In order for UCF’s academic and research status to progress, the university needs more resources, Garimella said.
“There’s a lot of partnerships that are waiting to be made, and I think that will position — that will cement — UCF’s uniqueness and position,” Garimella said.
Garimella said his background in research and partnerships is consistent with the steps he thinks UCF needs to take. Garimella worked to implement several research initiatives at Purdue including a $250 million Life Sciences Initiative, which aims to raise the ranking and recognition of the school’s life sciences programs by introducing new programs and increasing funding, according to his curriculum vitae.
When discussing the forum’s theme of “Scale x Excellence = Impact,” Garimella said “impact” is the most important piece of the equation.
“I think you can discuss scale by itself, but if you didn’t state what was the impact, then I’m not sure you would get to the right answer,” he said.
Hope Wade, who works for UCF’s First Year Experience department, asked Garimella if he would make changes to UCF’s Collective Impact Strategic Plan, which sets benchmarks and outlines metrics for UCF to meet by 2035.
He said the plan clearly lays out aspirational goals, but he would focus on outlining a clearer financial structure and possibly increase certain metrics in the plan such as fundraising.
“I don’t think too exclusive, but I think that anything has to be thought through very carefully, and increasingly in today’s world, the financial models and the financial sustainability of anything you take on have to be thought through before you enter a new initiative or a new program,” he said.
With Garimella’s heavy focus on the need to generate more resources for UCF, an audience member questioned him on how he would allocate funds if UCF was gifted a large sum of money.
Garimella said money from benefactors is usually tied to areas the donors are passionate about so it’s important to think about where funding is coming from.
Issues such as gun safety and the Deferred Action for Childhood Arrivals program spurred Garimella to discuss the importance of building trusting relationships with lawmakers who can effect change.
He said allowing guns on campus would be a mistake and referred to the elimination of DACA as a “travesty,” adding that he would do all he could to support affected students.
Presidential Search Committee member Manoj Chopra said Garimella is the “full package,” although he said he would not publicly endorse any candidate yet.
Chopra agreed with Garimella’s research-oriented goals and said expansion is a good way to bolster UCF’s reputation.

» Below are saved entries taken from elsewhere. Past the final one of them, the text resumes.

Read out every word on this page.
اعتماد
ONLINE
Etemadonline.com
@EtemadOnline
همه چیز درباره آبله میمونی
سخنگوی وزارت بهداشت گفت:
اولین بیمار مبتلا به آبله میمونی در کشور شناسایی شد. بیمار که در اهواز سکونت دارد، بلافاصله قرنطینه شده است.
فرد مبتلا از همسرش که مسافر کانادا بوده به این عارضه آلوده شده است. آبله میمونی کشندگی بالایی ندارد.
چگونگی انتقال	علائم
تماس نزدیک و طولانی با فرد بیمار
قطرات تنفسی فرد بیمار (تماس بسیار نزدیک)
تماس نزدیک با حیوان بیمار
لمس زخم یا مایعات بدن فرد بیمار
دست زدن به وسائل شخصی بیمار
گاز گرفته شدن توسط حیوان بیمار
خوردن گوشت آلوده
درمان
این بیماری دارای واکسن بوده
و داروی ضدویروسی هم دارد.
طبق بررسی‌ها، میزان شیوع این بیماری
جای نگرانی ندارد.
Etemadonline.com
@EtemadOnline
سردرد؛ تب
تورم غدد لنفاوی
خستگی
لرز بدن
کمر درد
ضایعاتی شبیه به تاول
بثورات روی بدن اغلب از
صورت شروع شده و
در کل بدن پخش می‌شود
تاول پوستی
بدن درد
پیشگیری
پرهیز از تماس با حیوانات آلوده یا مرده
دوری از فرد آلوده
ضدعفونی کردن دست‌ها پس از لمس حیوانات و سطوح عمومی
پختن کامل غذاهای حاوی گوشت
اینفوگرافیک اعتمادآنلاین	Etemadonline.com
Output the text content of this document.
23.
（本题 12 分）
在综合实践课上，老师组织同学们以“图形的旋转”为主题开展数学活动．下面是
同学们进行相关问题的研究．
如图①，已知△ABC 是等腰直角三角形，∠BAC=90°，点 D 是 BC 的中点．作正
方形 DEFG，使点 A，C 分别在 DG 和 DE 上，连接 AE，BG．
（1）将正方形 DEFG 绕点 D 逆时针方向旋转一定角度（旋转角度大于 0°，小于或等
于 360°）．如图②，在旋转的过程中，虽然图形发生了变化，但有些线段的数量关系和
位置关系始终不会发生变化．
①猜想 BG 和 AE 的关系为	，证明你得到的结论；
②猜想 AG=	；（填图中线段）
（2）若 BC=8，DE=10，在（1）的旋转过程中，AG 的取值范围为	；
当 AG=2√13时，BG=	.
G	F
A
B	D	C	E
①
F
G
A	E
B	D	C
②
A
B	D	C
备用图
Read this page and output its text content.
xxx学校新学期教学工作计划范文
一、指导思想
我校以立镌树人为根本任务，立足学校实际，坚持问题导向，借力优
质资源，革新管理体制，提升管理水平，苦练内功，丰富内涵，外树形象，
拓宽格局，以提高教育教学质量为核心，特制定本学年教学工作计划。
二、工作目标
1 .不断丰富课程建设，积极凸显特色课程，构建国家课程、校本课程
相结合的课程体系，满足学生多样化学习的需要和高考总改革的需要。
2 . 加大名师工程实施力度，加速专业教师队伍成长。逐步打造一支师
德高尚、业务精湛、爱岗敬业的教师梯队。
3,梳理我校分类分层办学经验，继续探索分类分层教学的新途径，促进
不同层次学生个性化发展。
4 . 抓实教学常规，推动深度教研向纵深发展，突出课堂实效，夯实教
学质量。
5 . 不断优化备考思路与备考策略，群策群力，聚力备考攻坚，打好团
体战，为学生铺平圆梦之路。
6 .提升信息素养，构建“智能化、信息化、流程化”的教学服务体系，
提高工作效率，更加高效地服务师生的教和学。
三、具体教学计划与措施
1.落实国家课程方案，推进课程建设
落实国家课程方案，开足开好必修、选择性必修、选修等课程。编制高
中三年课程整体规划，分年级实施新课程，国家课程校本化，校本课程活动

He also noted the candidate’s forthcoming attitude when answering questions on heated topics.
“He was not holding back on his views and where he would be on political issues, while he was being diplomatic because a president needs to be,” Chopra said.
UCF student Madison Kjosa asked Garimella how he would connect individually with students despite there being more than 66,000 of them.
“At UCF, President [John] Hitt had an uncanny way of meeting students at their level and connecting with them, so much that students now consider themselves part of the ‘Hitt Squad,’ ” she said.
Garimella said he would do his best to connect with students.
“The university exists for the student,” he said. “If we ever forget that, we shouldn’t be doing our jobs.”
Kjosa said she was satisfied with Garimella’s answer and that she liked the candidate, although she didn’t attend the previous three candidates’ forums for comparison.
“I think he connected with almost every person in this room, including the students,” Chopra said.
After another round of interviews with the four finalists, the UCF Board of Trustees will vote to name a president-elect Friday.
The Florida Board of Governors will vote on the selection on March 29.
UCF President John C. Hitt will retire effective June 30, and the new president will take over July 1.